Я приехал. В гостиной были Молотов и Ворошилов. Немка-экономка лежала в своей комнате – старой деве стало плохо. Я был на высоте. Изобразил изумление, спросил с порога:
– Что случилось?! Где Коба?
– Он спит, – ответил печально Молотов. – И мы не знаем, как ему сообщить.
(Мне показалось, что и он побывал здесь ночью, как и я. И так же, как я, хорошо играл.)
– Надежда Сергеевна… утром долго не выходила. Экономка понесла ей завтрак в комнату… и увидела… Надя застрелилась… Они позвонили начальнику охраны, потом Авелю Енукидзе… Авель разбудил меня… – как всегда неспешно говорил Молотов.

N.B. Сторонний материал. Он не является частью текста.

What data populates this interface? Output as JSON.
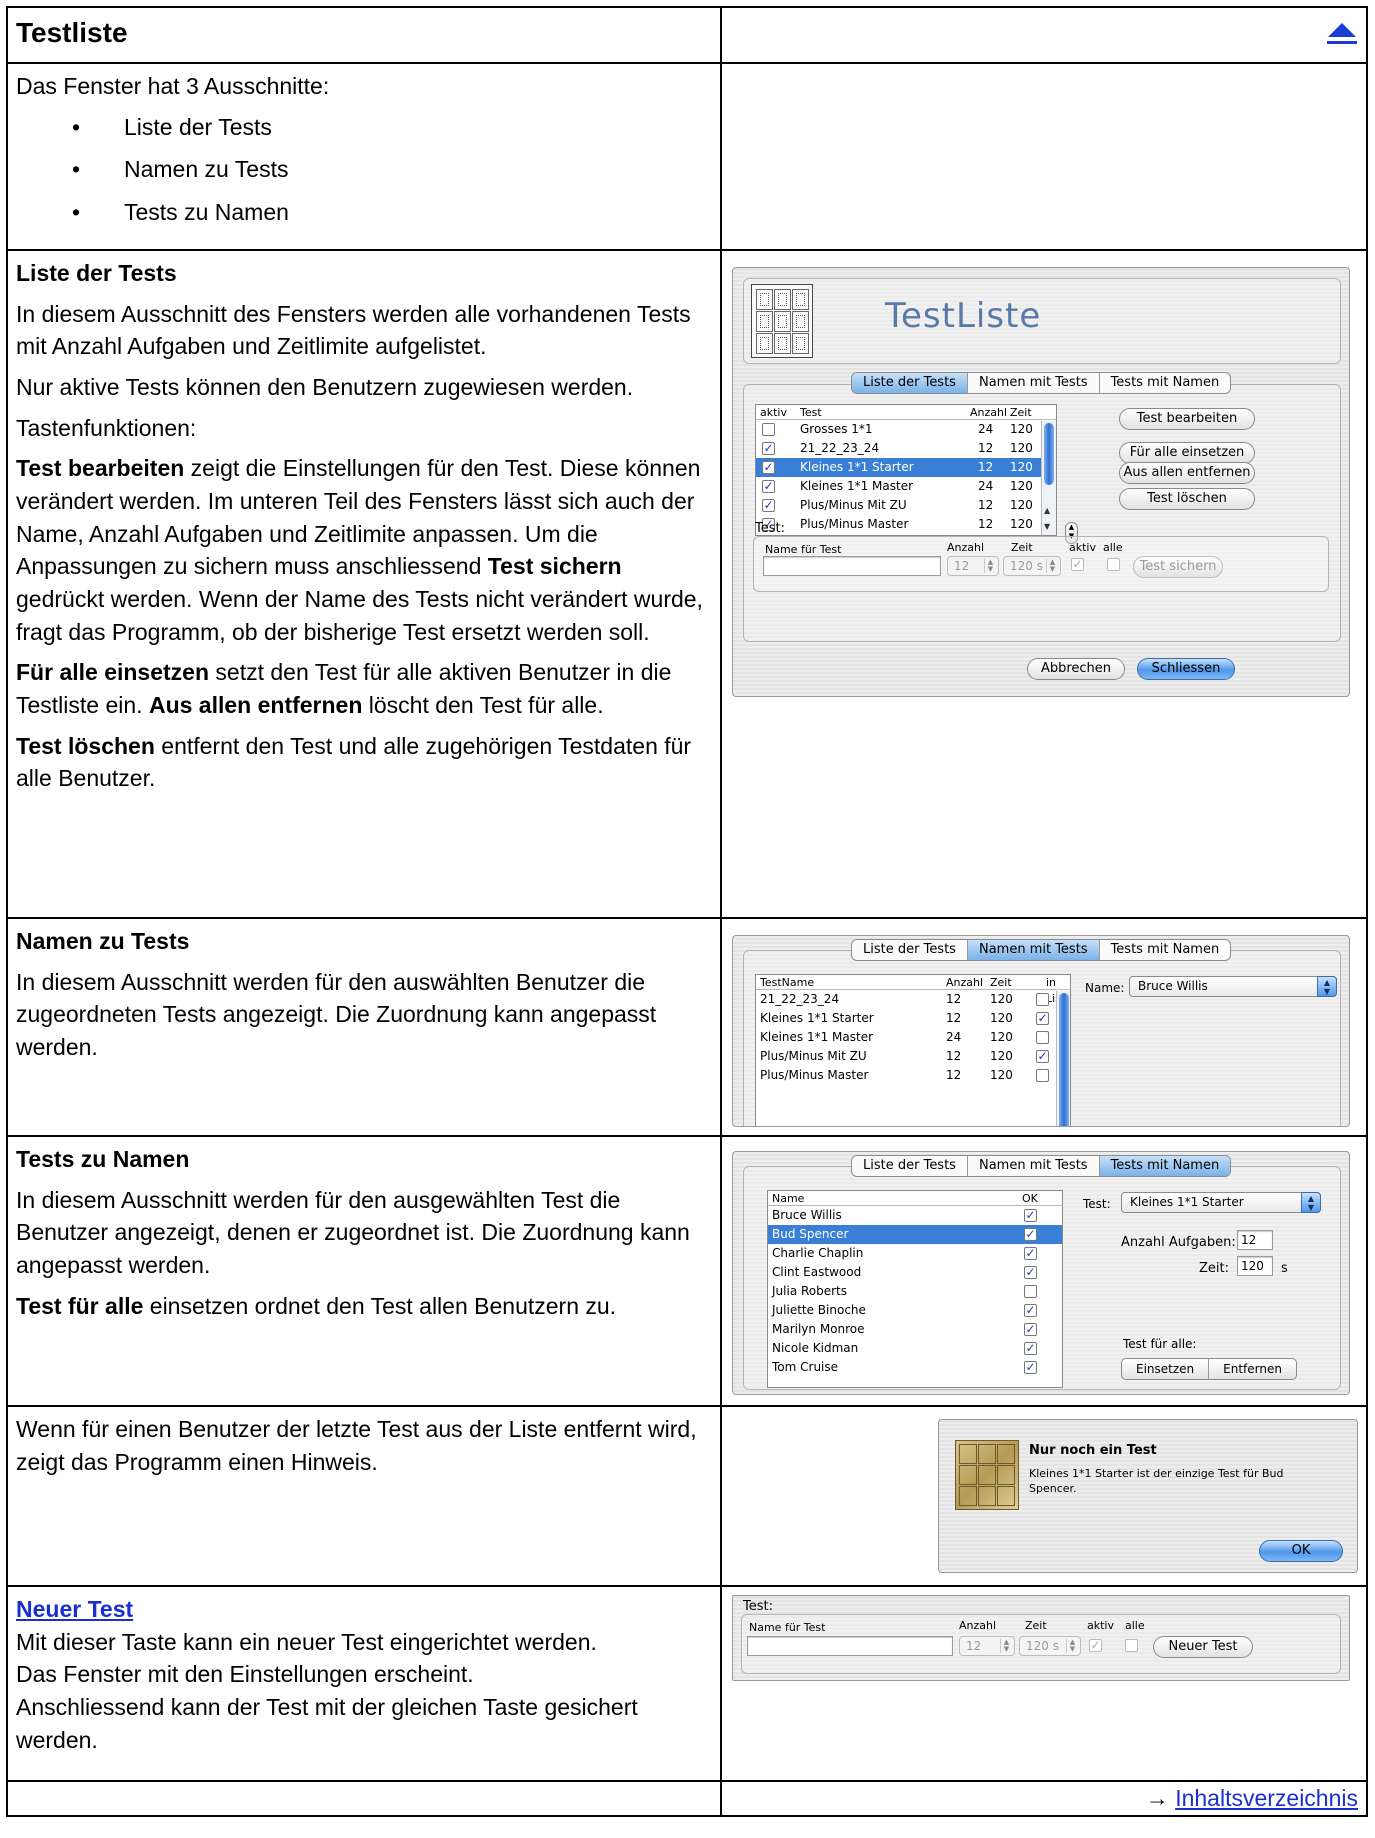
{
  "header": {
    "title": "Testliste",
    "up_icon": "arrow-up-icon"
  },
  "intro": {
    "text": "Das Fenster hat 3 Ausschnitte:",
    "bullets": [
      "Liste der Tests",
      "Namen zu Tests",
      "Tests zu Namen"
    ]
  },
  "section_list": {
    "heading": "Liste der Tests",
    "p1": "In diesem Ausschnitt des Fensters werden alle vorhandenen Tests mit Anzahl Aufgaben und Zeitlimite aufgelistet.",
    "p2": "Nur aktive Tests können den Benutzern zugewiesen werden.",
    "p3": "Tastenfunktionen:",
    "p4_bold": "Test bearbeiten",
    "p4_text": " zeigt die Einstellungen für den Test. Diese können verändert werden. Im unteren Teil des Fensters lässt sich auch der Name, Anzahl Aufgaben und Zeitlimite anpassen. Um die Anpassungen zu sichern muss anschliessend ",
    "p4_bold2": "Test sichern",
    "p4_text2": " gedrückt werden. Wenn der Name des Tests nicht verändert wurde, fragt das Programm, ob der bisherige Test ersetzt werden soll.",
    "p5_bold": "Für alle einsetzen",
    "p5_text": " setzt den Test für alle aktiven Benutzer in die Testliste ein. ",
    "p5_bold2": "Aus allen entfernen",
    "p5_text2": " löscht den Test für alle.",
    "p6_bold": "Test löschen",
    "p6_text": " entfernt den Test und alle zugehörigen Testdaten für alle Benutzer."
  },
  "section_names": {
    "heading": "Namen zu Tests",
    "p1": "In diesem Ausschnitt werden für den auswählten Benutzer die zugeordneten Tests angezeigt. Die Zuordnung kann angepasst werden."
  },
  "section_tests": {
    "heading": "Tests zu Namen",
    "p1": "In diesem Ausschnitt werden für den ausgewählten Test die Benutzer angezeigt, denen er zugeordnet ist. Die Zuordnung kann angepasst werden.",
    "p2_bold": "Test für alle",
    "p2_text": " einsetzen ordnet den Test allen Benutzern zu."
  },
  "section_hint": {
    "p1": "Wenn für einen Benutzer der letzte Test aus der Liste entfernt wird, zeigt das Programm einen Hinweis."
  },
  "section_new": {
    "link": "Neuer Test",
    "p1": " Mit dieser Taste kann ein neuer Test eingerichtet werden.",
    "p2": "Das Fenster mit den Einstellungen erscheint.",
    "p3": "Anschliessend kann der Test mit der gleichen Taste gesichert werden."
  },
  "footer": {
    "arrow": "→ ",
    "link_first": "I",
    "link_rest": "nhaltsverzeichnis"
  },
  "tabs": [
    "Liste der Tests",
    "Namen mit Tests",
    "Tests mit Namen"
  ],
  "ui_list": {
    "window_title": "TestListe",
    "columns": [
      "aktiv",
      "Test",
      "Anzahl",
      "Zeit"
    ],
    "rows": [
      {
        "name": "Grosses 1*1",
        "anzahl": "24",
        "zeit": "120",
        "aktiv": false,
        "selected": false
      },
      {
        "name": "21_22_23_24",
        "anzahl": "12",
        "zeit": "120",
        "aktiv": true,
        "selected": false
      },
      {
        "name": "Kleines 1*1 Starter",
        "anzahl": "12",
        "zeit": "120",
        "aktiv": true,
        "selected": true
      },
      {
        "name": "Kleines 1*1 Master",
        "anzahl": "24",
        "zeit": "120",
        "aktiv": true,
        "selected": false
      },
      {
        "name": "Plus/Minus Mit ZU",
        "anzahl": "12",
        "zeit": "120",
        "aktiv": true,
        "selected": false
      },
      {
        "name": "Plus/Minus Master",
        "anzahl": "12",
        "zeit": "120",
        "aktiv": true,
        "selected": false
      }
    ],
    "buttons": [
      "Test bearbeiten",
      "Für alle einsetzen",
      "Aus allen entfernen",
      "Test löschen"
    ],
    "test_group_label": "Test:",
    "field_labels": [
      "Name für Test",
      "Anzahl",
      "Zeit",
      "aktiv",
      "alle"
    ],
    "anzahl_value": "12",
    "zeit_value": "120 s",
    "save_button": "Test sichern",
    "cancel_button": "Abbrechen",
    "close_button": "Schliessen"
  },
  "ui_names": {
    "columns": [
      "TestName",
      "Anzahl",
      "Zeit",
      "in List"
    ],
    "rows": [
      {
        "name": "21_22_23_24",
        "anzahl": "12",
        "zeit": "120",
        "in_list": false
      },
      {
        "name": "Kleines 1*1 Starter",
        "anzahl": "12",
        "zeit": "120",
        "in_list": true
      },
      {
        "name": "Kleines 1*1 Master",
        "anzahl": "24",
        "zeit": "120",
        "in_list": false
      },
      {
        "name": "Plus/Minus Mit ZU",
        "anzahl": "12",
        "zeit": "120",
        "in_list": true
      },
      {
        "name": "Plus/Minus Master",
        "anzahl": "12",
        "zeit": "120",
        "in_list": false
      }
    ],
    "name_label": "Name:",
    "name_value": "Bruce Willis"
  },
  "ui_tests": {
    "columns": [
      "Name",
      "OK"
    ],
    "rows": [
      {
        "name": "Bruce Willis",
        "ok": true,
        "selected": false
      },
      {
        "name": "Bud Spencer",
        "ok": true,
        "selected": true
      },
      {
        "name": "Charlie Chaplin",
        "ok": true,
        "selected": false
      },
      {
        "name": "Clint Eastwood",
        "ok": true,
        "selected": false
      },
      {
        "name": "Julia Roberts",
        "ok": false,
        "selected": false
      },
      {
        "name": "Juliette Binoche",
        "ok": true,
        "selected": false
      },
      {
        "name": "Marilyn Monroe",
        "ok": true,
        "selected": false
      },
      {
        "name": "Nicole Kidman",
        "ok": true,
        "selected": false
      },
      {
        "name": "Tom Cruise",
        "ok": true,
        "selected": false
      }
    ],
    "test_label": "Test:",
    "test_value": "Kleines 1*1 Starter",
    "anzahl_label": "Anzahl Aufgaben:",
    "anzahl_value": "12",
    "zeit_label": "Zeit:",
    "zeit_value": "120",
    "zeit_unit": "s",
    "fuer_alle_label": "Test für alle:",
    "einsetzen": "Einsetzen",
    "entfernen": "Entfernen"
  },
  "ui_alert": {
    "title": "Nur noch ein Test",
    "message": "Kleines 1*1 Starter ist der einzige Test für Bud Spencer.",
    "ok": "OK"
  },
  "ui_new": {
    "group_label": "Test:",
    "field_labels": [
      "Name für Test",
      "Anzahl",
      "Zeit",
      "aktiv",
      "alle"
    ],
    "anzahl_value": "12",
    "zeit_value": "120 s",
    "button": "Neuer Test"
  }
}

Ворошилов испуганно молчал.
– Что будем делать? – спросил Молотов.
– Я думаю, нас здесь слишком много, – заметил я. – Мы с Климентом Ефремовичем пойдем по домам. А вы его разбудите и расскажите.
И мы с Ворошиловым ушли.
Как ни мал револьвер, трудно было объяснить обслуге, почему Коба не услышал выстрела! Поэтому решили сказать, что он ночевал на даче и вернулся под утро. В газетах объявили, что Надя умерла от приступа аппендицита…
Гроб с телом выставили в Большом зале ЦИК в здании на Красной площади (там теперь огромный универмаг).

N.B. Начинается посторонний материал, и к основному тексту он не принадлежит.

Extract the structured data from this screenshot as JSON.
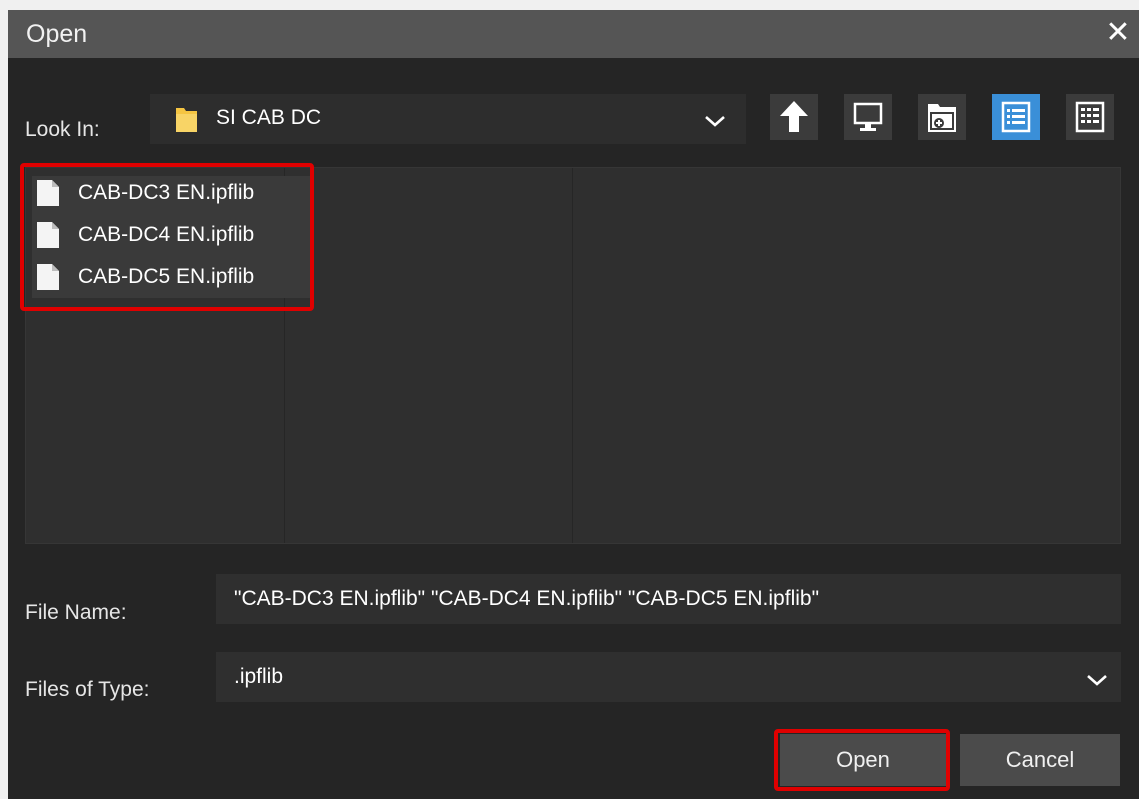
{
  "dialog": {
    "title": "Open",
    "close_glyph": "✕"
  },
  "look_in": {
    "label": "Look In:",
    "value": "SI CAB DC",
    "icon": "folder-icon"
  },
  "toolbar": [
    {
      "name": "up-one-level-button",
      "icon": "arrow-up-icon"
    },
    {
      "name": "desktop-button",
      "icon": "monitor-icon"
    },
    {
      "name": "new-folder-button",
      "icon": "new-folder-icon"
    },
    {
      "name": "list-view-button",
      "icon": "list-view-icon",
      "active": true
    },
    {
      "name": "details-view-button",
      "icon": "details-view-icon"
    }
  ],
  "files": [
    {
      "name": "CAB-DC3 EN.ipflib"
    },
    {
      "name": "CAB-DC4 EN.ipflib"
    },
    {
      "name": "CAB-DC5 EN.ipflib"
    }
  ],
  "file_name": {
    "label": "File Name:",
    "value": "\"CAB-DC3 EN.ipflib\" \"CAB-DC4 EN.ipflib\" \"CAB-DC5 EN.ipflib\""
  },
  "file_type": {
    "label": "Files of Type:",
    "value": ".ipflib"
  },
  "buttons": {
    "open": "Open",
    "cancel": "Cancel"
  },
  "colors": {
    "accent": "#3a8fd8",
    "highlight": "#e00000",
    "background": "#252525"
  }
}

Подойдя к гробу, Коба заплакал. Приподнял ее голову, поцеловал. Прошептал, но громко, чтобы слышали:
– Прости, что не уберег…
Были торжественные похороны. Тысячные толпы вдоль улиц.
На следующий день молва рассказывала, как Коба шел рядом с катафалком с непокрытой головой, в распахнутой шинели. Шел пешком до самого кладбища. В его биографической хронике можно прочесть: «И. В. Сталин провожает гроб с телом Аллилуевой на Новодевичье кладбище»…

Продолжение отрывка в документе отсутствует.